21 SET 2010Por 08h:07

ADRIANA MOLINA

Apesar de os frigoríficos continuarem fechados, sem contratar 5,4 mil trabalhadores demitidos, novos investimentos e o “boom” da construção civil está tirando os municípios da crise da carne. Além de gerar empregos, os novos empreendimentos estão até recuperando as finanças públicas municipais.
Em nova Andradina, onde o frigorífico Independência instalou a maior das três unidades no Estado  e chegou a demitir 1,3 mil funcionários, a unidade recontratou 300 para retomar os abates. Outras 100 foram realocadas em um outro abatedouro, o Frigobrás. “Tivemos ainda a expansão da Usina Energética Santa Luzia e do setor da construção civil, que acabaram por absorver a mão de obra e o impacto econômico deixado pelo Independência”, conta o secretário de Desenvolvimento Integrado do município, Fábio Maurício Selhorst.
Em Anastácio, o Independência deixou de empregar mais de mil trabalhadores. Apenas a arrecadação com Imposto sobre Serviços (ISS) foi reduzida em R$ 40 mil por mês, conforme a prefeitura – valor repassado por conta somente dos serviços de transporte do frigorífico. Segundo o prefeito de Anastácio, Claudio Valério, o serviço público pôde absorver boa parte dos trabalhadores. “Tivemos também muitas obras que contrataram, tanto públicas, como a da BR-262, como privadas, de empreiteiras que vieram em busca de mão de obra”, diz.

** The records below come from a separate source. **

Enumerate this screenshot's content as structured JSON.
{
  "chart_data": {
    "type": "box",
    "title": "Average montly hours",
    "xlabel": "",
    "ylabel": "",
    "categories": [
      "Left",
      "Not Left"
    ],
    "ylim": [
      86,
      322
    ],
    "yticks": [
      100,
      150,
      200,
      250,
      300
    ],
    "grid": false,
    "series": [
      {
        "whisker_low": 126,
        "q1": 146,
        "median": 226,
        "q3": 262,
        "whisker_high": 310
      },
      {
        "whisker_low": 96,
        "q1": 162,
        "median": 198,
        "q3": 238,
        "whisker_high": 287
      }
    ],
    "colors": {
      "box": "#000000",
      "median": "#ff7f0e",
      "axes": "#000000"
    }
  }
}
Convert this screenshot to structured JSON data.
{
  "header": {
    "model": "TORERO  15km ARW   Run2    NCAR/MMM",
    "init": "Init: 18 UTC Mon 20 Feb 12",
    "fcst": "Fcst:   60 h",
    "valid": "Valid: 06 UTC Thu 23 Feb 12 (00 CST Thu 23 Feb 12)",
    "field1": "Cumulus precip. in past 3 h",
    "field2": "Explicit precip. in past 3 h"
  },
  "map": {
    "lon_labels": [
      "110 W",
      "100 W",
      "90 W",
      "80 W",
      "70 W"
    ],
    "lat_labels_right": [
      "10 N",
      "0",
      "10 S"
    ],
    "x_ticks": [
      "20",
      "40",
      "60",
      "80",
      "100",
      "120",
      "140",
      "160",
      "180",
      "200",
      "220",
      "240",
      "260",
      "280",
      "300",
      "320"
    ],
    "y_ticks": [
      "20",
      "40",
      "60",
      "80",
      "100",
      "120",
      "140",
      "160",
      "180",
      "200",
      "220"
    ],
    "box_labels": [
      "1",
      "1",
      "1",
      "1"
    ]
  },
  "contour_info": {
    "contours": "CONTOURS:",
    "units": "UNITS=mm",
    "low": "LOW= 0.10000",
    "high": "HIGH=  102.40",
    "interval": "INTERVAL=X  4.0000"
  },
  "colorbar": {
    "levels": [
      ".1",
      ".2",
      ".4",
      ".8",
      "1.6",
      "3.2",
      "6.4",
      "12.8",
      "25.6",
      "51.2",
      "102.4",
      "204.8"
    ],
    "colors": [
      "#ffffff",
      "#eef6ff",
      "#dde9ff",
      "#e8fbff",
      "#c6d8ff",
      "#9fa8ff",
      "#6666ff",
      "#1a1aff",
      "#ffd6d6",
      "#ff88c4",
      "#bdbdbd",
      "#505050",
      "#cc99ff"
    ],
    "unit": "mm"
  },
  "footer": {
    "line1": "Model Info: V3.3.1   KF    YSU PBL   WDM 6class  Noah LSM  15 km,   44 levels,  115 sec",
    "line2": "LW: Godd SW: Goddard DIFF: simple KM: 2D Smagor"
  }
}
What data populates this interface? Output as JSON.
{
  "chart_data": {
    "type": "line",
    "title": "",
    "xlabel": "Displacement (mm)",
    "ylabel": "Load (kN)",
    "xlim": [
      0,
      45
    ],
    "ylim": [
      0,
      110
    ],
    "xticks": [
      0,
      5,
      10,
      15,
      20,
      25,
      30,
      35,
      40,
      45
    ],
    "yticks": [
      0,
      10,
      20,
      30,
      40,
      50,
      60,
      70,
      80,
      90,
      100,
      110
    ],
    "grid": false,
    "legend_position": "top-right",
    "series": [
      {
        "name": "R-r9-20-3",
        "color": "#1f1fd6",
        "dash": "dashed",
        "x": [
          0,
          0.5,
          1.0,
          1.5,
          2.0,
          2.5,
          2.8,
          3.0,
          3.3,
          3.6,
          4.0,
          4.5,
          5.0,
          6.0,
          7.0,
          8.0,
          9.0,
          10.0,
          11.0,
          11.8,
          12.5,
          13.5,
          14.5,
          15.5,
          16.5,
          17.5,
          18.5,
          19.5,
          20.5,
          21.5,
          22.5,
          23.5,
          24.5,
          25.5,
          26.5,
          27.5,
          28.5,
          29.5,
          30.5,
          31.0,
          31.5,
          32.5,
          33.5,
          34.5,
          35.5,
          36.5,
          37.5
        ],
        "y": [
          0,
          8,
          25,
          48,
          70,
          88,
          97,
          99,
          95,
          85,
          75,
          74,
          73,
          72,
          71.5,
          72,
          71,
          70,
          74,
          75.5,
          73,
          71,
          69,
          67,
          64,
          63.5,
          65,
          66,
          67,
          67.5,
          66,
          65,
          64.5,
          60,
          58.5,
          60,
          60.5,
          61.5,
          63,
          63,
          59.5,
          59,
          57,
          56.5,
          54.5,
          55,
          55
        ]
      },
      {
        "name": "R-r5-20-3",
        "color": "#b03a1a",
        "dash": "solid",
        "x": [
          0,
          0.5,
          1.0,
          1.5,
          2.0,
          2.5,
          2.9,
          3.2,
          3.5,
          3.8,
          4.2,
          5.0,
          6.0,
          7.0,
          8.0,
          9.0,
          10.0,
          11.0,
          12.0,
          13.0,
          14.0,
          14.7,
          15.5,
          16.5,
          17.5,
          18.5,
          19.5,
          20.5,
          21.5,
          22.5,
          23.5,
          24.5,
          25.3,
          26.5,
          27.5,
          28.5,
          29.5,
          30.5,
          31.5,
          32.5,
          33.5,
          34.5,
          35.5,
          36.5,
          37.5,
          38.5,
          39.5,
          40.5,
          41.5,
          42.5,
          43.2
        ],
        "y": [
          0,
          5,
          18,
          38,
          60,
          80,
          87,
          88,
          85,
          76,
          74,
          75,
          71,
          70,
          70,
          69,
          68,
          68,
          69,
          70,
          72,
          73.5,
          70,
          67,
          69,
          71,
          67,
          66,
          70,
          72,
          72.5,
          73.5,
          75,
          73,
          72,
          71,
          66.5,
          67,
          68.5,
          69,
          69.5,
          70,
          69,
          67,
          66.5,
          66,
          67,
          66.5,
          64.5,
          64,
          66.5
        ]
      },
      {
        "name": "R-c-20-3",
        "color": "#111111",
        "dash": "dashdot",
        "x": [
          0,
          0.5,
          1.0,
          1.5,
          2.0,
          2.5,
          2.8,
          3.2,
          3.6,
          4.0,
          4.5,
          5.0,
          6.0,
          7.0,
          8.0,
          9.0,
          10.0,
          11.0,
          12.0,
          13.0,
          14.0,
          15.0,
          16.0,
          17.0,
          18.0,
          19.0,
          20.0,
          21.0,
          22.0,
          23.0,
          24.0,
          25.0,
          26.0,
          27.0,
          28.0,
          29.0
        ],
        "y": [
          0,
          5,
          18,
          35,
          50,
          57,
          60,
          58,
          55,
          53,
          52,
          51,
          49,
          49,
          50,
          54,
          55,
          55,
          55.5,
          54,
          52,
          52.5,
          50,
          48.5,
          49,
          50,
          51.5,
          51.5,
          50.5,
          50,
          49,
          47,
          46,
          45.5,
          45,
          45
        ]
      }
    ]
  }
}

Em Amambai, o Grupo Torlim extinguiu 400 vagas quando fechou as portas de sua unidade abatedora, deixando de liberar R$ 165 mil por mês em salários. O secretário municipal de Indústria e Comércio, José Aguiar, conta que a crise deixou a economia muito debilitada, que após o término do pagamento do seguro-desemprego aos trabalhadores, muitos saíram da cidade em busca de mercado.
Porém, o “boom” no setor da construção civil no último ano fez com que o município se recuperasse de forma acelerada. “Hoje acredito que a construção civil injete pelo menos R$ 250 mil por mês aqui, porque, embora muitas empresas contratem para obras fora do município, as empreitadas são pequenas, de 15 a 20 dias. Então, os trabalhadores não se mudam, continuam com suas famílias em Amambai – trabalham fora, mas gastam aqui”, explica.